Hindlimb unloading has been used as a model for bone loss associated with extended bed rest or space travel. However, this model also reduces muscle mass and influences other biological systems. To evaluate the impact of hindlimb unloading on bone and overall health, we applied 2-D gel electrophoresis (2-DE)-based proteomics to serum samples collected from 24 5-month-old female rats that were treated for 2 weeks under three conditions: control, hindlimb unloading (HU) and unloading plus bisphosphonate (HUA) (n = 8/group). Prior to the intervention, rats were injected with 3H-tetracycline to label bone surfaces. At the end of the experiment bone, urine, and serum samples were collected.

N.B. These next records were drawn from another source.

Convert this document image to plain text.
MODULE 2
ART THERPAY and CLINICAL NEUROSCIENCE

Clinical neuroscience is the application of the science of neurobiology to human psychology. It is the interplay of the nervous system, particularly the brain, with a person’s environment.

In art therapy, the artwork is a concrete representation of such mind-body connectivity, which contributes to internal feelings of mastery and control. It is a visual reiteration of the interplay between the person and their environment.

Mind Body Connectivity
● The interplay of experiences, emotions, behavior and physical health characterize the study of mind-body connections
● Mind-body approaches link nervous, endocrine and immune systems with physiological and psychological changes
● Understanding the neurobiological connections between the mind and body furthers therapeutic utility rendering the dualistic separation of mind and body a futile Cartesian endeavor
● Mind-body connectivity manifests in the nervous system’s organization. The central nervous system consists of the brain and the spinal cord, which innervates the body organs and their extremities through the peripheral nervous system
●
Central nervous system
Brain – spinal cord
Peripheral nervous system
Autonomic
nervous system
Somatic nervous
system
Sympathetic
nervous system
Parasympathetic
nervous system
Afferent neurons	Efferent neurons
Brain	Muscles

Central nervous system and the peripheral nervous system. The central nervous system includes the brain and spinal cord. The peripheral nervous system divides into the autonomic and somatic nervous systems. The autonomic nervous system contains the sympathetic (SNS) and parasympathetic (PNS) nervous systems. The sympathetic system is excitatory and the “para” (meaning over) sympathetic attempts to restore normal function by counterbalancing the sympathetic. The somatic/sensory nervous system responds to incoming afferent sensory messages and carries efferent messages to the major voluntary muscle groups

As expected, HU reduced femur aBMD and BMC and increased daily urinary 3H-tetracycline (a measure of bone resorption rate) and these effects were reversed by bisphosphonate. In addition, serum osteocalcin and TRAP5b were decreased in the HUA compared to control and HU. Abundant proteins, albumin, IgG and transferrin were removed from serum samples prior to 2-DE analysis (n = 5 analytical replicates). Statistical analysis of spot intensities revealed 53 differentially expressed spots among the 3 groups. Cluster analysis shows that 30 spots reflect changes unique to the HU group (i.e. potential bone biomarkers), 6 unique to HUA (i.e. drug related), and 17 common to HU and HUA (e.g. potential mental stress or muscle loss markers). Spots were identified by LC-MS/MS after in-gel trypsin digestion and were found to relate to a variety of physiological functions.